Peter Payne the Younger (1801-1845)
Peter Payne the younger was the eldest of seven children of the elder Peter and his wife Ann.  He did not follow the family tradition, but became a carpenter.  In 1821 and 1827, Peter was described as a wheelwright in a Church Gresley trade directory entries.  In 1832 he married Ann Tipper (1807-1857) in London.  Ann was the step-daughter of another wheelwright Henry Benfield (1790-1873), who had moved to Church Gresley between 1829 and 1829.  Peter and Ann moved around a bit over the next few years, presumably wherever there was work.  Between 1833 and 1841, Ann had two sons and a daughter, but they all died in their infancy.  By the time her fourth and only surviving child Henry Payne was born in May 1842, they were living in Burton Extra, a suburb of Burton-upon-Trent just across the county boundary in Staffordshire.  They were still on the move, however, because Peter Payne died on 11 February 1845 in Hulme, Manchester, of "asthma - 3 or 4 winters".  According to family legend, he was engaged on repairs to the roof of Manchester Cathedral at the time.

The Diaspora
By the time of the census in June 1841, only the widowed daughter Harriott was still living in Church Gresley with three of her four children.  All of the elder Peter Payne's remaining children had either died or moved away, except for the second son Frederick (1807-1849).  The daughters Mary and Sarah had married two sons of a Leicestershire farmer, and moved away, first to Loughbourough, and later to Doncaster (Yorkshire).  Third son Henry (1808-1834), who had trained as a veterinary surgeon, had died unmarried some years earlier.  The youngest son William Payne (1811-), also a veterinary surgeon, emigrated to Pennsylvania in the late 1830s or early 1840s.  Thus, when Ann Payne née Tipper was left a widow in 1845, with a three year-old son, she had few options available to her.  Her mother Sarah née Gough (1786-1844) had died at Church Gresley a year earlier, and her step-father had remarried and moved to Polesworth in Warwickshire.

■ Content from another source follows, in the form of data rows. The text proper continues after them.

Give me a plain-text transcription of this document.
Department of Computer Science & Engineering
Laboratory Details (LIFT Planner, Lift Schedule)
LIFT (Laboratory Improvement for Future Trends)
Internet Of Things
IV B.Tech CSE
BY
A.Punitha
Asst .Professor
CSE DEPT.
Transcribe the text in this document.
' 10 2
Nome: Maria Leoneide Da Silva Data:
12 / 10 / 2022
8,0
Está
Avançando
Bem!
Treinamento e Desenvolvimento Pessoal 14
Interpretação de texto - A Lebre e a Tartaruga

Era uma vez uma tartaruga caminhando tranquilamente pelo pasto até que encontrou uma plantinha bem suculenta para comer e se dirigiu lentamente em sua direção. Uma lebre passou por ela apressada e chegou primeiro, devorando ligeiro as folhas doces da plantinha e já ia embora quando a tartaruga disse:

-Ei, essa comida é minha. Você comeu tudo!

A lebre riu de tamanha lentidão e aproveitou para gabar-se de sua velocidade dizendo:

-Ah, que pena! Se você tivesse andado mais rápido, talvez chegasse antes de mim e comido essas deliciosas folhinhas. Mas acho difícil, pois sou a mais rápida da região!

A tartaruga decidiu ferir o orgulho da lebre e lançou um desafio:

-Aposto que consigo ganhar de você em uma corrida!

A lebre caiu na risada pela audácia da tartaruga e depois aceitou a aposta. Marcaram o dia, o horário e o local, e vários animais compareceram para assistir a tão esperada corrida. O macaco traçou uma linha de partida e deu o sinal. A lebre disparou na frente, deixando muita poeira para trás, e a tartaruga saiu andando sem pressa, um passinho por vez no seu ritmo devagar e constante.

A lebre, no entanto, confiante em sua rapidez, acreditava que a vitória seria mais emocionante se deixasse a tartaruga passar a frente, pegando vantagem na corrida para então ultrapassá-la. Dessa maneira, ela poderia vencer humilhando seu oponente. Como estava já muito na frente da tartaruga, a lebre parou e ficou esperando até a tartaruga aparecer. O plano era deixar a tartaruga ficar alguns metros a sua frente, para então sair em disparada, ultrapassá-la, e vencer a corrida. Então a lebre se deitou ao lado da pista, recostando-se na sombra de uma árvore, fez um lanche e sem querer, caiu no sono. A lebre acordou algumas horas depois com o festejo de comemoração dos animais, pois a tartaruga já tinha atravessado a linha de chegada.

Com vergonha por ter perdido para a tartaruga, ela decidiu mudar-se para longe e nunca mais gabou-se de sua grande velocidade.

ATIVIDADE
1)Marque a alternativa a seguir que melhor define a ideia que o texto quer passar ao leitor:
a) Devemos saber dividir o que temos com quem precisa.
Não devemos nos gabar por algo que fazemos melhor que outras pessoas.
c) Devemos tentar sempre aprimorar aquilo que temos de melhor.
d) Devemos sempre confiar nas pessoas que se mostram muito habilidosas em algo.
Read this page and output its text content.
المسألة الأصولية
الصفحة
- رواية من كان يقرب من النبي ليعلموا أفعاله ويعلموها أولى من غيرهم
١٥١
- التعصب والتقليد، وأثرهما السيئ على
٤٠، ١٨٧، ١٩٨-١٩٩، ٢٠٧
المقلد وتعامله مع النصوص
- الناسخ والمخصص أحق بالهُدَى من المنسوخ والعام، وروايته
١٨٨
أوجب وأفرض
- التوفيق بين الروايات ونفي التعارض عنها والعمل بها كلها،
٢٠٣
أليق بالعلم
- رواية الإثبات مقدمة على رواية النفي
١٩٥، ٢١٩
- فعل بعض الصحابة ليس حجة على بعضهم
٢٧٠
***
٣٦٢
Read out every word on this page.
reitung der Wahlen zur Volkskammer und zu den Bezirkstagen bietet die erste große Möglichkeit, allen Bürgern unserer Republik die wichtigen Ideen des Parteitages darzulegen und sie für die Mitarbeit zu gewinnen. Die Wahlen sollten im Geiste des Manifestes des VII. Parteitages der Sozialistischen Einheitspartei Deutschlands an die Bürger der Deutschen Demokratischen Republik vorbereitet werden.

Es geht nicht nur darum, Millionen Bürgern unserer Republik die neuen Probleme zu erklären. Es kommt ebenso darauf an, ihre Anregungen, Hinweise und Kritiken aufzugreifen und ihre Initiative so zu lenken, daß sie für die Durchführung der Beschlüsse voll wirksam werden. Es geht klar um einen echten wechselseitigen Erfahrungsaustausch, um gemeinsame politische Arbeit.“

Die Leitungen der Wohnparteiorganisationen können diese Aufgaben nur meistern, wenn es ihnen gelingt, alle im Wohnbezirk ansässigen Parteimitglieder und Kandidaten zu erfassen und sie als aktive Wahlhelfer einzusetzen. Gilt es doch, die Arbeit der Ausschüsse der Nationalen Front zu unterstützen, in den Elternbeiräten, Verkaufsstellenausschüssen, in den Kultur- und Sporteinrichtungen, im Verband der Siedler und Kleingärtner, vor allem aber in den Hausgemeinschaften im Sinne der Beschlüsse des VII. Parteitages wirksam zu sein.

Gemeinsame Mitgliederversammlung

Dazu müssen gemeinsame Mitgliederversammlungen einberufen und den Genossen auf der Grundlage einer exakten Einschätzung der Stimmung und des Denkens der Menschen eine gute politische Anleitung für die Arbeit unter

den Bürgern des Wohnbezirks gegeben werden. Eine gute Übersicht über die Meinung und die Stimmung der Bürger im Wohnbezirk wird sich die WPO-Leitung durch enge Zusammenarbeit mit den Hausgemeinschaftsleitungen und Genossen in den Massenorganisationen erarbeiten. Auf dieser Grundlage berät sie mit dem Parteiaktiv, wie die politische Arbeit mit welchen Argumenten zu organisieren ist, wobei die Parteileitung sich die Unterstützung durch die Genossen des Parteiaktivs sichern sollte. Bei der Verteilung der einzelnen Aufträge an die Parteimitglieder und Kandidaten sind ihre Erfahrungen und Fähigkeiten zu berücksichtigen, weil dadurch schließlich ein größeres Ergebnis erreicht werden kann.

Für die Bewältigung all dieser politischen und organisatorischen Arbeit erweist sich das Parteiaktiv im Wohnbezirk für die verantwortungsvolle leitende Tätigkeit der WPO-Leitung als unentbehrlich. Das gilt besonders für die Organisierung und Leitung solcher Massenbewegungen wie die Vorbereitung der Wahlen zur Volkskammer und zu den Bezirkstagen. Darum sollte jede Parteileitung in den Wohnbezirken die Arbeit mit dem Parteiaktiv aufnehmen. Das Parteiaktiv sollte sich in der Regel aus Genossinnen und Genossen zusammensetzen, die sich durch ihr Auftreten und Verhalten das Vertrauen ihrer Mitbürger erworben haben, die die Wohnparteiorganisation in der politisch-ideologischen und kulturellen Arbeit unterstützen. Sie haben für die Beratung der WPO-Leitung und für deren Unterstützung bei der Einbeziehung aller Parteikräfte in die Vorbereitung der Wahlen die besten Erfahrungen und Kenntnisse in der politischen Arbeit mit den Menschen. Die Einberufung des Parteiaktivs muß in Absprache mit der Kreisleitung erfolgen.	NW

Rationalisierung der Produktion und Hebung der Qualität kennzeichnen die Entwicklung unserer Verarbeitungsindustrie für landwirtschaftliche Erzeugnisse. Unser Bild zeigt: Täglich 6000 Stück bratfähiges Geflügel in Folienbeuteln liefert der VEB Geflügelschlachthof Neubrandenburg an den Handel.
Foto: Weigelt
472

The Hard Years - Gaol & The Workhouse
When Henry was enrolled in the St Stephen's Daily & Sunday School at Woodville in South Derbyshire at the beginning of March 1848, and baptised there a few days later, his Aunt Harriot stood as godmother.  Perhaps his uncle Frederick was contributing financially, but when he, too, died in January 1849, it is unlikely that Henry continued with his schooling.  On 25 April 1850, his mother Ann was arrested in Burton-upon-Trent by the town's first regular police officer, Richard Roe, and charged with stealing clothes and food in the High Street.  Despite her being presented to the Stafford court as having conducted the acts "while in a state of unconsciousness and absence of mind", due to her being an epileptic, she was sent to gaol and her son Henry was committed to the Ashby Workhouse.  Ann and Henry spent the next seven years in the workhouse, before Ann died in 1857, and Henry went to live and work with Ann's half brother Thomas Benfield (1823-1898) at Princes End near Birmingham.

Family in South Derbyshire
How did the jug - as well as several other documents and artefacts dating from before 1850 - survive Ann & Henry's seven year spell in the gaol and workhouse?  They didn't have many family members left in the area, although at the time of Ann's incarceration, Henry's aunt and godmother Harriott Bagnall was still alive.  It was possibly she who took Henry to the Ashby workhouse when she could no longer look after him herself.  Her own children were in their teens, and almost certainly already working.  In fact, her youngest son William Bagnall (1835-1847) had been killed in an accident at the Gresley Coal Pit, aged 11, only three years earlier.  It seems likely that the artefacts were entrusted to the care of Ann's half-sister Dorothy Lunn née Benfield (1814-1895) and her husband William Lunn (1814-1887), who were living in Swadlincote.  Henry's future wife, Henrietta Christina Benfield (1843-1917), was also living with the Lunns in the late 1850s and early 1860s, making this scenario even more likely.